Wrangling Logging Levels: How to Right-Size Legacy Logs & Why It Matters
- July 20, 2021
It’s a common story: a team builds software, their user base expands, and a few years pass with developers adding new features and fixing bugs. Slowly but surely, more alarms are fired and errors are thrown. It can be tricky to figure out the source of the alarm or exception if the code was written years ago. Logging and monitoring starts feeling like a game of Whack-a-Mole as problems pop up and disappear, seemingly at random.
This is the situation our customer found itself in with one of its popular security software products. After years of market success, the company found that its customers were using the software in ways they hadn’t predicted on bigger workloads than they had ever imagined. While it was terrific to see the software being used in new and creative ways, it created challenges that several different developers helped to address. Yet, with many developers contributing to the code, it created inconsistencies in the log levels between classes. Additionally, over time the team found that false alarms were being thrown, with logs that were so verbose that it became increasingly difficult to tell what was happening. As a result, engineers were spending more time than desired wading through logs to troubleshoot.
The development team decided things needed to change and turned to NTT DATA to help wrangle their logs into a manageable herd.
Our Site Reliability Engineering (SRE) team started by reviewing logs and talking with those team members responsible for log monitoring and root cause analysis. The team quickly found several inconsistencies in how developers added logging to the application, especially when it comes to log levels. Another major problem was that logger was set to send logs at a very low level or threshold, causing a lot of unnecessary information to be added to log files.

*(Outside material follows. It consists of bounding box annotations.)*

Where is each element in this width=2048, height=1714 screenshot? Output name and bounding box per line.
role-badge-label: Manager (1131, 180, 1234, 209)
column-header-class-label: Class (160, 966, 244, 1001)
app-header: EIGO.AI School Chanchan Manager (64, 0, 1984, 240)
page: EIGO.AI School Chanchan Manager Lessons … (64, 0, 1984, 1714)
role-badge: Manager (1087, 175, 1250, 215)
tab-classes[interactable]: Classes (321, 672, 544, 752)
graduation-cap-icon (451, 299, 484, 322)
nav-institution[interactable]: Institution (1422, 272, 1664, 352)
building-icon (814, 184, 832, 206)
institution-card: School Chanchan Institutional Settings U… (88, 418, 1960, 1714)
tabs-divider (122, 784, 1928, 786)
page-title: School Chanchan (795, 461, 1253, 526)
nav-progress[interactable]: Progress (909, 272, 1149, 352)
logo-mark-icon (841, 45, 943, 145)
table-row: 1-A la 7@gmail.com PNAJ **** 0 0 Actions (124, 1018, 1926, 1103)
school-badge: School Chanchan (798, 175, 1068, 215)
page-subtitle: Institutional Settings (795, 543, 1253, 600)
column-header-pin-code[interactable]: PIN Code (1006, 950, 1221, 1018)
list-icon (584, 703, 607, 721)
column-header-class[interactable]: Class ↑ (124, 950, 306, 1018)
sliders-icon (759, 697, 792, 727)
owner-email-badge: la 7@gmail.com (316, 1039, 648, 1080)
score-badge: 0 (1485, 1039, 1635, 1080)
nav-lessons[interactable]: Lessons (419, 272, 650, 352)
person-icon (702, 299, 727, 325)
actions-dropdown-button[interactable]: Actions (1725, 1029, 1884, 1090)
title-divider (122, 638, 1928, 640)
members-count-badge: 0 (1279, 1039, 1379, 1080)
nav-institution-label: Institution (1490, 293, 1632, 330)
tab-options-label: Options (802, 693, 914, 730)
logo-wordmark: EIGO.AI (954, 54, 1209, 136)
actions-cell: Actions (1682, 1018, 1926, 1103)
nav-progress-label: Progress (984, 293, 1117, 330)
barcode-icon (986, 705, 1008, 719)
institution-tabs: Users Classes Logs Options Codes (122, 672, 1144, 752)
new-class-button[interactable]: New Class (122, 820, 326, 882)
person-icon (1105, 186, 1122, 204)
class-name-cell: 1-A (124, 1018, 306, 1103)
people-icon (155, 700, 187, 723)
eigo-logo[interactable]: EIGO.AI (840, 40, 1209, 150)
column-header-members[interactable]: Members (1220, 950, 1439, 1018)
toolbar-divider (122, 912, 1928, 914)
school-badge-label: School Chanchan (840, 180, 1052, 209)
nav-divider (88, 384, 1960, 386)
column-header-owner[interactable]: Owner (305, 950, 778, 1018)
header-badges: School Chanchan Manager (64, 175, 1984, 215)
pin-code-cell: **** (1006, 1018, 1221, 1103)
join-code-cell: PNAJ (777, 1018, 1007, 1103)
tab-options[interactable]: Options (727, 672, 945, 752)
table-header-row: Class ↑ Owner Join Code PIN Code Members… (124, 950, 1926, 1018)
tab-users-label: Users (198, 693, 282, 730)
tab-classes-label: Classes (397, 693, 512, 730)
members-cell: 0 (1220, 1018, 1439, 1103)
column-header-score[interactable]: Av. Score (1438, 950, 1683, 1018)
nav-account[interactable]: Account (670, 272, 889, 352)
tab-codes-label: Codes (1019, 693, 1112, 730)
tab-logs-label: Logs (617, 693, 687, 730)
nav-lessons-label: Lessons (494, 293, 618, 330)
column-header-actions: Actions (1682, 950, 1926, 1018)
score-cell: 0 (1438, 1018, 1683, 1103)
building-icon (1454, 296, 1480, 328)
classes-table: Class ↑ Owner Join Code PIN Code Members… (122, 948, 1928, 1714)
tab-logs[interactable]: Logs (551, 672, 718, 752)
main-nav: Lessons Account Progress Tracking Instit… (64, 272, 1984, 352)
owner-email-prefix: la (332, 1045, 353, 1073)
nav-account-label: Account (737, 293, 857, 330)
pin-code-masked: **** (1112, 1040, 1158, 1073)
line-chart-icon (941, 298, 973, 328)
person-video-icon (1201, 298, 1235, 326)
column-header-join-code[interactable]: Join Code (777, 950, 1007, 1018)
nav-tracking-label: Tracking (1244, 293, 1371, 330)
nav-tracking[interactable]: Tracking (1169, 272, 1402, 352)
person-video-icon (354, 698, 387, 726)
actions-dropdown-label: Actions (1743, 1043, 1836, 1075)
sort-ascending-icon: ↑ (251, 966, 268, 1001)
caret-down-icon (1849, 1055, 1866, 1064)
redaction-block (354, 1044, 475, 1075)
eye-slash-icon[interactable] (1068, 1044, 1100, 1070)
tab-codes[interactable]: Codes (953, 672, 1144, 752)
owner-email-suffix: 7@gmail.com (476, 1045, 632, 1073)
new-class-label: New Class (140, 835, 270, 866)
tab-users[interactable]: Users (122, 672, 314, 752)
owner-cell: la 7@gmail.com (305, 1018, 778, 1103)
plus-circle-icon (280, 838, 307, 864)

Sifting through this unneeded data added unnecessary time to the log management process.
Let’s have a pause here and do a quick recap on log levels. The key thing to remember here is that it’s all about how much detail you want to see in your logs. You may have a log printed for every line your program hits or you may have none. Or you can just log the important events such as errors or warnings. Log levels helps you to categorize your logs based on their importance and urgency. Some common log levels are FATAL, ERROR, WARN, INFO, DEBUG, TRACE and ALL.
The lower you go in the list, the more details you’ll get. For example, if you set your log level to FATAL you won’t get any error, warning or info logs at all. Conversely, if you set your log level to ALL, you’ll have a very noisy log file, the result of which is that it can be a real headache to find what you’re really looking for. Yet, if you chose not to log anything or very little, you could miss that very important piece of information that will help you solve the problem at hand. So, adding the correct logging lines at the correct places and setting their levels properly can save you priceless time -- especially when you’re dealing with problems happening in your production environment.
With this explanation in hand, the idea was simple: get rid of unnecessary logs, set proper log levels and observe the results. However, with a large, old code base, things are not that easy.
Addressing log levels
The first challenge we had was the monolithic structure of the application. We had to scan each file that produced logs and fix them with an appropriate log level. Additionally, while we were not the ones who developed the application, it was difficult to tell which details should be in the logs and which should not.
Collaborating with the customer, we went through the whole application and adjusted the logs and log levels. We also added some conditionals when it comes to debugging logs. Putting unnecessary calculations behind a log level check helped us to save computation resources, too, as we told the application not to calculate anything if the application level is not set to debug. Even though it’s a small change, when you have hundreds of lines of such calculations, it can slow down your program and can be quite costly.
When developing software, as in life, preventing problems is a much better way than trying to fix them after they occur. Adding logs to your software is no different; it’s crucial to start correctly and keep that posture as your software grows. It’s always a good idea to have standards and make sure your developers follow them.
Example standards we recommend are including testing and documentation as a major part of the development process, and having your logs sanitized and in order. This second standard happens to also be very important if you don’t want to waste valuable man hours and resources.
After helping our customer assess its log levels, tuning for the right level of data and alerts, its developers have found a significant decrease in the amount of time they spend on log management and have decreased their false alerts. Moreover, tracing alarms has become faster and less of a ‘needle in a haystack’ exercise, allowing the team to address issues quickly, keeping the reputation of its market-leading software in tact.